General characteristics
- Displacement: 12,275 tons (full)
- Length: 431 ft 1 in (131.39 m)
- Beam: 52 ft 0 in (15.85 m)
- Draft: 25 ft 8 in (7.82 m) (full)
- Speed: 9.7 knots
- Complement: 117
- Armament: 1 x 5-inch 38 caliber dual purpose gun; 5 x 40 mm guns;

= USS Arayat =

United States petroleum tanker

The USS Arayat (IX-134) was a petroleum tanker built in 1918 at Glasgow, Scotland, by Fairfield Shipbuilding, as SS Faireno. She was acquired by the United States Navy from the War Shipping Administration on 13 April 1944 at Brisbane, Australia, and commissioned there on 18 April 1944.

On 28 April, she was put to sea bound for the coast of New Guinea. She arrived at Milne Bay on 5 May where she began service as a station tanker dispensing fuel oil to units of the 7th Fleet. She remained at that port until early March 1945. On the 5th of that month, the tanker got underway for Hollandia, New Guinea, arrived in Humboldt Bay on the 13th, and began duty as station tanker there. While at Hollandia, she made periodic runs to Tanahmerah Bay to replenish her oil supply, but spent most of her time at her base refueling American warships through the end of the war and into the autumn.

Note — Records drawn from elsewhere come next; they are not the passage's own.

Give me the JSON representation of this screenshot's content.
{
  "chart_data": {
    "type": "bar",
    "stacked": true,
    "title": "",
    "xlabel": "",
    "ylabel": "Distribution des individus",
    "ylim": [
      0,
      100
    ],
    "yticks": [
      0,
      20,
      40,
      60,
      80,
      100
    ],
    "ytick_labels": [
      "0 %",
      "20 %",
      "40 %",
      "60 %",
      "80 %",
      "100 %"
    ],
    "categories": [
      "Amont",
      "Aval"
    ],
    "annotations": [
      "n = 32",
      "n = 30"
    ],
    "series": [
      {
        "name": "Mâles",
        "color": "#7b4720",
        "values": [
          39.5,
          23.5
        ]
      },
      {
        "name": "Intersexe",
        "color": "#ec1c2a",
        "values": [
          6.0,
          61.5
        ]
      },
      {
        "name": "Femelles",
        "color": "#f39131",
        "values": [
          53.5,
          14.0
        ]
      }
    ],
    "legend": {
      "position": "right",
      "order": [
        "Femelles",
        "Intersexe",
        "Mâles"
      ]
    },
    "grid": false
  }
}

Late in October 1945, she moved to Seeadler Harbor at Manus Island in the Admiralties for repairs. On 6 November, she got underway for Pearl Harbor. Arayat stopped over at Pearl Harbor from 27 November to 4 December before continuing her voyage to the United States. She transited the Panama Canal on 3 January 1946 and arrived at Mobile, Alabama, on the 14th. Arayat was decommissioned on 15 February 1946 and was delivered to the War Shipping Administration that same day for disposal. Her name was struck from the Navy list on 12 March 1946.